In total, 1884 patients were enrolled in the BRIDGE trial, with 950 randomized to no bridging and 934 assigned to perioperative anticoagulation bridging. The bridging protocol involved stopping warfarin and treating patients with dalteparin 100 IU/kg twice daily from 3 days until 24 hours before the elective procedure and again from 5 to 10 days after the procedure. Patients in the no-bridging arm went off warfarin 5 days before surgery and received matching placebo subcutaneous injections before resuming warfarin within 24 hours of the procedure.

The mean age of patients in the study was 72 years, and the mean CHADS2 score was 2.3. Nearly 40% of patients in the trial had a CHADS2 score >3. In total, 44% of patients underwent a gastrointestinal procedure, while 17% of the surgery/procedures were cardiothoracic.

Regarding the primary end point at 30 days, the incidence of arterial thromboembolism was 0.4% in the no-bridging arm and 0.3% in patients bridged with LMWH (P=0.01 for noninferiority). In total, 12 major bleeding events occurred in the no-bridging arm compared with 29 major bleeds in the bridging arm, a difference that was statistically significant (1.3% vs 3.2%; P=0.005). Minor bleeding was also significantly more likely to occur among patients bridged with LMWH (12.0 vs 20.9%; P<0.001).

"The results are very gratifying to us," said Douketis. "They confirmed our a priori study hypothesis. We hypothesized that a no-bridging strategy would be noninferior to bridging with LMWH for stroke and arterial thromboembolism prevention, and that was the case. What we didn't expect was that the overall event rates were about half of what we initially anticipated."

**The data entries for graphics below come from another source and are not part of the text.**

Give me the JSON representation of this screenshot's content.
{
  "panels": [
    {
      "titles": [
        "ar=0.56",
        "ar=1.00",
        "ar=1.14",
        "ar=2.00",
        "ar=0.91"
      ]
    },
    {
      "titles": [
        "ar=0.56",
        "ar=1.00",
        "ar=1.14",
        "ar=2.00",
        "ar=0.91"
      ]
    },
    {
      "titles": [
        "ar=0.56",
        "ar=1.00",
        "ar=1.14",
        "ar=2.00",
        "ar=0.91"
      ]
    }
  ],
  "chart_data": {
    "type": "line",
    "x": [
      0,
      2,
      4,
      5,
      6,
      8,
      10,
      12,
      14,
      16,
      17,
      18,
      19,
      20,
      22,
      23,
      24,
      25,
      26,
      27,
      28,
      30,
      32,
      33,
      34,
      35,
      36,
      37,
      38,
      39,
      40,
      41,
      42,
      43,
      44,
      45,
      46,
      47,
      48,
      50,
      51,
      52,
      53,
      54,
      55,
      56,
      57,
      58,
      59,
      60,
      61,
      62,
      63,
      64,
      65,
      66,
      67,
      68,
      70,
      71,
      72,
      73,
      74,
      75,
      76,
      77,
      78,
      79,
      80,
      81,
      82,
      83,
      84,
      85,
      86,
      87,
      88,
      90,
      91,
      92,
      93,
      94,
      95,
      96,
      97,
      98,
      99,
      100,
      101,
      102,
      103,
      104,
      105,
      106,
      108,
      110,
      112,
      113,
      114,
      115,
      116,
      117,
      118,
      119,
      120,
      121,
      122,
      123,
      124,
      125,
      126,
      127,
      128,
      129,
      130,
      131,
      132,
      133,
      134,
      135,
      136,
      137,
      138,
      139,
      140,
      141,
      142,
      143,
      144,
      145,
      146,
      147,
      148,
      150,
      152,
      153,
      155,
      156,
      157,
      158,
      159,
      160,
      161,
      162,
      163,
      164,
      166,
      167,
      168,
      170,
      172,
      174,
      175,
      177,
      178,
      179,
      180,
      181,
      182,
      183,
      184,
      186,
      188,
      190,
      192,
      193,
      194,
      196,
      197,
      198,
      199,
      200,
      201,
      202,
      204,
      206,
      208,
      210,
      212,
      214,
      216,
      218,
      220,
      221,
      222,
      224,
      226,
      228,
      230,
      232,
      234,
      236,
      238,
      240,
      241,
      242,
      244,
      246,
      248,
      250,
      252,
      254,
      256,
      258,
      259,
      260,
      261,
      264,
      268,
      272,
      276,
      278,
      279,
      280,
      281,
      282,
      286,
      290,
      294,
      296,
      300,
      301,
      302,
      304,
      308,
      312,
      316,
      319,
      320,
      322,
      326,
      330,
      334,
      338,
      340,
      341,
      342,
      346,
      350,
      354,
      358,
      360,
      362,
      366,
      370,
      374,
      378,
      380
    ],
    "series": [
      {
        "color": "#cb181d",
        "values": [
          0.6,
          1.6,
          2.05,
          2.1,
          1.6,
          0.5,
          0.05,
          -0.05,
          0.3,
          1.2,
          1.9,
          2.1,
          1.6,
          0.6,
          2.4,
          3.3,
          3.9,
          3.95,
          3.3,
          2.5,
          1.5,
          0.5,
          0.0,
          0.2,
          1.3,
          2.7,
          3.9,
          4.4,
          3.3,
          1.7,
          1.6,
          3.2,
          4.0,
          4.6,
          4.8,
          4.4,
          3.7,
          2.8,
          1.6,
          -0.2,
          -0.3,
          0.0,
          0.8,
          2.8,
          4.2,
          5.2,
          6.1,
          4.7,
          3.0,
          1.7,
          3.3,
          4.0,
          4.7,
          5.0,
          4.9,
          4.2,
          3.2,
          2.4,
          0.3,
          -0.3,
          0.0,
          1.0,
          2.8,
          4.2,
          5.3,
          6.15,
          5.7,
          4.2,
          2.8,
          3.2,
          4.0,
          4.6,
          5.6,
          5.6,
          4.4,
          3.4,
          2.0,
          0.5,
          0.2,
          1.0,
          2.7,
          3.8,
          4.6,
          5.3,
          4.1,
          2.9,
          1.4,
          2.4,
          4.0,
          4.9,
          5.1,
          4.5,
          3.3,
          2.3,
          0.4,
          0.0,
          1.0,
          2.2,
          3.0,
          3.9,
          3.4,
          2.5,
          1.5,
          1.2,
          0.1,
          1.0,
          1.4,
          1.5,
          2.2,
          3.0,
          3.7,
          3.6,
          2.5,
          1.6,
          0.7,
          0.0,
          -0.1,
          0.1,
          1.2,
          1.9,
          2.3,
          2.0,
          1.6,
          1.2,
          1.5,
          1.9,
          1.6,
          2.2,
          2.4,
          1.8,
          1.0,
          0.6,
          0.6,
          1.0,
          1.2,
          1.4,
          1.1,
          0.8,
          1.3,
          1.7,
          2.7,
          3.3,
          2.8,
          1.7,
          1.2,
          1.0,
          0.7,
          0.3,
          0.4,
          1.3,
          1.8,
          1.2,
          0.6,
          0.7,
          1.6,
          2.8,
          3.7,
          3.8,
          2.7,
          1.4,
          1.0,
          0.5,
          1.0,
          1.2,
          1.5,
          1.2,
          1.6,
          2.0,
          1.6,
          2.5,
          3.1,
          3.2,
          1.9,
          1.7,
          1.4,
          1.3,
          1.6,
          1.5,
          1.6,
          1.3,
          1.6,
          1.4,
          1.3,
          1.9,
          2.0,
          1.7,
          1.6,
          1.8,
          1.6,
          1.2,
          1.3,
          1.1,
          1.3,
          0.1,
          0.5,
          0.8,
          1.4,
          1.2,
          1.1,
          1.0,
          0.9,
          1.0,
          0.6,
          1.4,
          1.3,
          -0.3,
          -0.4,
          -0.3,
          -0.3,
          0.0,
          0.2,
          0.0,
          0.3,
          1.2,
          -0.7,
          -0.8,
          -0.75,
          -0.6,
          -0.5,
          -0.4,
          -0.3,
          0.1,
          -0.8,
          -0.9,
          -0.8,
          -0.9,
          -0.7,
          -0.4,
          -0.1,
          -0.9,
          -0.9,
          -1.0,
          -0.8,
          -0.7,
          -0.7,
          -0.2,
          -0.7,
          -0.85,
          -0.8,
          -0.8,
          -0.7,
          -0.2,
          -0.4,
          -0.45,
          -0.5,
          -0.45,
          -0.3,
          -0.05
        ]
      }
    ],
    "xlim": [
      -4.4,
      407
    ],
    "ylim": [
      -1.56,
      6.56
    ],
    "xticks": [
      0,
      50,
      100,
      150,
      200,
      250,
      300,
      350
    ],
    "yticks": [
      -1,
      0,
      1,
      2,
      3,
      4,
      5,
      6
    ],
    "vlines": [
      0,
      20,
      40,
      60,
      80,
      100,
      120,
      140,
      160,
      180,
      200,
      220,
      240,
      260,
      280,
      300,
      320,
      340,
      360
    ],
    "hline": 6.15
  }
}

The bridging protocol used in the study was established using past observational studies addressing the bridging/no-bridging question. The dalteparin-bridging protocol was designed to minimize the risk of bleeding while mitigating the risk of stroke and other thrombotic events. In the US, said Douketis, physicians are more likely to use enoxaparin over dalteparin, but he does not believe this affects the generalizability of the BRIDGE results.

The NHLBI of the National Institutes of Health sponsored the BRIDGE study. Ortel reports consulting fees from CSL Behring and Daiichi-Sankyo and grant support/consulting from Instrumentation Laboratory. Douketis reports consulting for Boehringer Ingelheim, Bayer, Janssen, Bristol-Myers Squibb, Pfizer, Sanofi, Daiichi-Sankyo, Actelion, Biotie, Portola, and the Medicines Company. Disclosures for the coauthors are listed on the journal website.